I teach private tai chi classes. One of my student is a member of this BSC. When the weather is not nice, we do our weekly class there. I belong to a different club already, so I do not have a great reason to join this one, as my student is either paying the guest fee, or we take advantage of sometimes a "free guest" day to do our class at the gym.

However I do live and work blocks away from this gym. So I decided to save my student some money, and also get a secondary gym that I can use, and join this club today.

After our class I sat down with the manager at the gym and about to sign up for a membership with an annual commitment worth $828 to them. Instead the manager very successfully annoyed my student/friend and me. I am not joining, and I think my friend, who has two memberships (husband and wife) at the gym is thinking about leaving.

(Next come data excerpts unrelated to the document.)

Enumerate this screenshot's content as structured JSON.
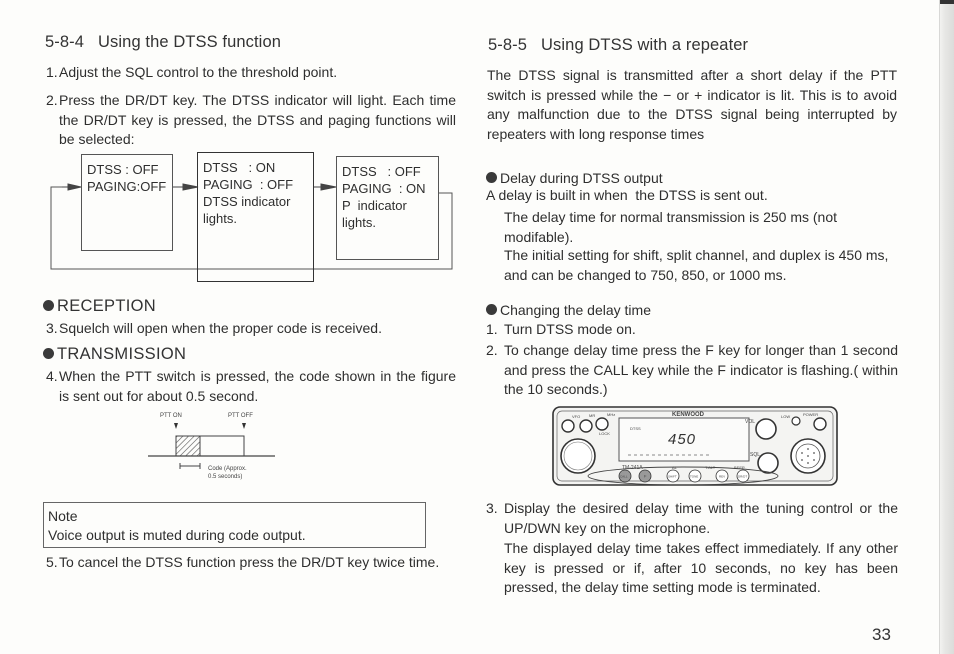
{
  "left_page": {
    "section": {
      "number": "5-8-4",
      "title": "Using the DTSS function"
    },
    "steps": [
      {
        "n": "1.",
        "text": "Adjust the SQL control to the threshold point."
      },
      {
        "n": "2.",
        "text": "Press the DR/DT key. The DTSS indicator will light. Each time the DR/DT key is pressed, the DTSS and paging functions will be selected:"
      }
    ],
    "diagram": {
      "states": [
        {
          "lines": [
            "DTSS : OFF",
            "PAGING:OFF"
          ]
        },
        {
          "lines": [
            "DTSS   : ON",
            "PAGING  : OFF",
            "DTSS indicator",
            "lights."
          ]
        },
        {
          "lines": [
            "DTSS   : OFF",
            "PAGING  : ON",
            "P  indicator",
            "lights."
          ]
        }
      ]
    },
    "reception": {
      "heading": "RECEPTION",
      "step": {
        "n": "3.",
        "text": "Squelch will open when the proper code is received."
      }
    },
    "transmission": {
      "heading": "TRANSMISSION",
      "step": {
        "n": "4.",
        "text": "When the PTT switch is pressed, the code shown in the figure is sent out for about 0.5 second."
      }
    },
    "timing_figure": {
      "ptt_on": "PTT ON",
      "ptt_off": "PTT OFF",
      "code_label_1": "Code (Approx.",
      "code_label_2": "0.5 seconds)"
    },
    "note": {
      "title": "Note",
      "text": "Voice output is muted during code output."
    },
    "step5": {
      "n": "5.",
      "text": "To cancel the DTSS function press the DR/DT key twice time."
    }
  },
  "right_page": {
    "section": {
      "number": "5-8-5",
      "title": "Using DTSS with a repeater"
    },
    "intro": "The DTSS signal is transmitted after a short delay if the PTT switch is pressed while the − or + indicator is lit. This is to avoid any malfunction due to the DTSS signal being interrupted by repeaters with long response times",
    "delay_output": {
      "heading": "Delay during DTSS output",
      "line1": "A delay is built in when  the DTSS is sent out.",
      "para1": "The delay time for normal transmission is 250 ms (not modifable).",
      "para2": "The initial setting for shift, split channel, and duplex is 450 ms, and can be changed to 750, 850, or 1000 ms."
    },
    "changing": {
      "heading": "Changing the delay time",
      "steps": [
        {
          "n": "1.",
          "text": "Turn DTSS mode on."
        },
        {
          "n": "2.",
          "text": "To change delay time press the F key for longer than 1 second and press the CALL key while the F indicator is flashing.( within the 10 seconds.)"
        }
      ]
    },
    "radio": {
      "brand": "KENWOOD",
      "model": "TM-241A",
      "display_value": "450",
      "display_small": "DTSS",
      "vol": "VOL",
      "sql": "SQL",
      "low": "LOW",
      "power": "POWER",
      "mhz": "MHz",
      "lock": "LOCK",
      "mr": "MR",
      "vfo": "VFO",
      "keys": [
        "CALL",
        "F",
        "SHIFT",
        "TONE",
        "REV",
        "DR/DT"
      ],
      "key_labels_above": [
        "AL",
        "T.ALT",
        "BEEP"
      ]
    },
    "step3": {
      "n": "3.",
      "text": "Display the desired delay time with the tuning control or the UP/DWN key on the microphone.",
      "para": "The displayed delay time takes effect immediately. If any other key is pressed or if, after 10 seconds, no key has been pressed, the delay time setting mode is terminated."
    },
    "page_number": "33"
  }
}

Why? As my friend was listening to the membership cost, she realized that she has an older plan which is more expensive and has less feature. She of course ask the manager if she could switch to the new plan. The manager said "sure, but there is a $59 upgrade fee. "Surely you must be joking" we said, plus this member just gotten you a new member. The manager was less than helpful at the situation. She told my friend to take it or leave it.

That is not all. I knew there was a "one time joining fee" for the membership, of $58, which is pretty common for healthclub to get some additional revenues. I asked the manager if she would waive it. I would expect there is a 50/50 chance of her doing something, or offering something to "sweaten the deal". Instead she said "no" pretty straight out. When I explained that it is cheaper actually for us to pay the occassional guest fee so she is going to loose a membership sale because of this, she told me"well it is your choice".

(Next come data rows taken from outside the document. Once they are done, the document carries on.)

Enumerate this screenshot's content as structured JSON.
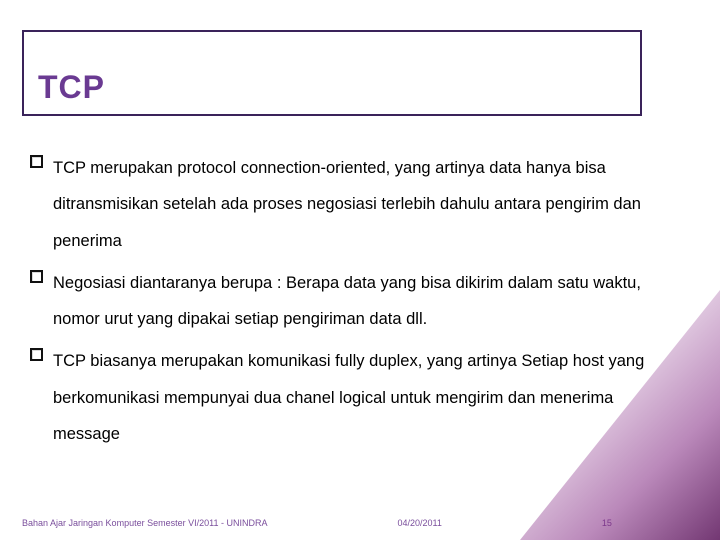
{
  "title": "TCP",
  "bullets": [
    "TCP merupakan protocol connection-oriented, yang artinya data hanya bisa ditransmisikan setelah ada proses negosiasi terlebih dahulu antara pengirim dan penerima",
    "Negosiasi diantaranya berupa : Berapa data yang bisa dikirim dalam satu waktu, nomor urut yang dipakai setiap pengiriman data dll.",
    "TCP biasanya merupakan komunikasi fully duplex, yang artinya Setiap host yang berkomunikasi mempunyai dua chanel logical untuk mengirim dan menerima message"
  ],
  "footer": {
    "source": "Bahan Ajar Jaringan Komputer Semester VI/2011 - UNINDRA",
    "date": "04/20/2011",
    "page": "15"
  }
}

So we both walked out. It is not the money that is the issue. It is the way the manager responded to both situation. Even if the manager was a little bit more apologetic about my friend's situation, or offer a token gestures to my new members, maybe a coupon for a class (which I probably will never use), I would have joined. Instead she gave us a pretty definite "I don't care" message.

For me, a healthclub a service oriented business. Sending a "we do not care" message is just plain dumb.